In recent years, the excellent cleaning-oil capacity of nanofluid has attracted extensive attention and it has been widely used in oilfields as an imbibition agent. To solve the poor dispersion stability of nanoparticles in high-temperature and high-salt reservoir, this paper has prepared a hyper-dispersed nanoparticle, polymer grafted nanosilica (PNS) that is anti-salt monomer and anti-temperature monomer simultaneously grafting on the surface of nanosilica via in-situ polymerization reaction. Its imbibition performance has been discussed. Results show that (1) The two monomers are all successfully grafted on the surface of nanosilica via optimization of in-situ polymerization reaction conditions. This hyper-dispersed nanoparticle has 14.5% final grafting rate, approximately 18 nm in particle size, and -41.2 mV of zeta potential; (2) PNS fluid has excellent dispersion stability and its grain size has no obvious change in 20 wt.% of NaCl or 4 wt.% of CaCl2 fluids at room temperature (25 degrees C), as well as in 18 wt.% of NaCl or 4 wt.% of CaCl2 fluids at 130 degrees C after 1 week; (3) Crude oil-water interface tension can be decreased and the hydrophilicity is significantly boosted by this PNS fluid.

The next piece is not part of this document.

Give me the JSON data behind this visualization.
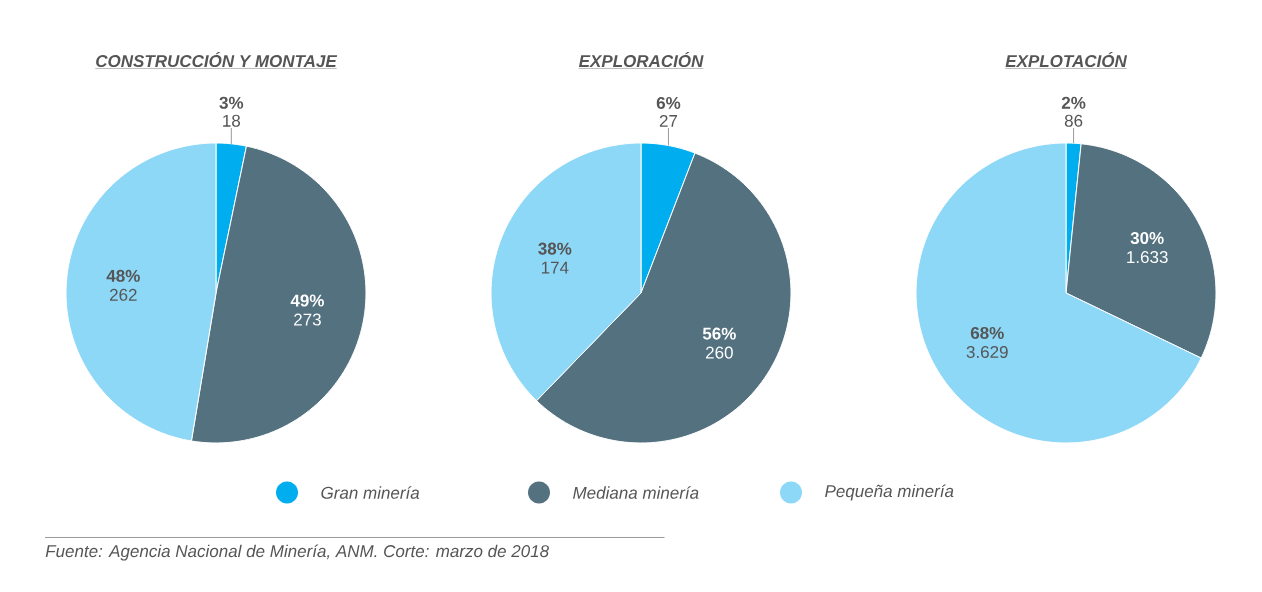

Meanwhile, the 10-3 mN/m of interface tension can be obtained and the contact angle of water phase is decreased to 12.8 degrees by surfactant erucamide propyl hydroxysulfobetaine (EHSB) synergizing with PNS fluid; (4) Oil recovery efficiency replaced by PNS in surfactant fluid has reached 39.3%. That is mainly because the hyper-dispersed nanoparticle provides a stronger spreading force to enhance the efficiency of cleaning oil.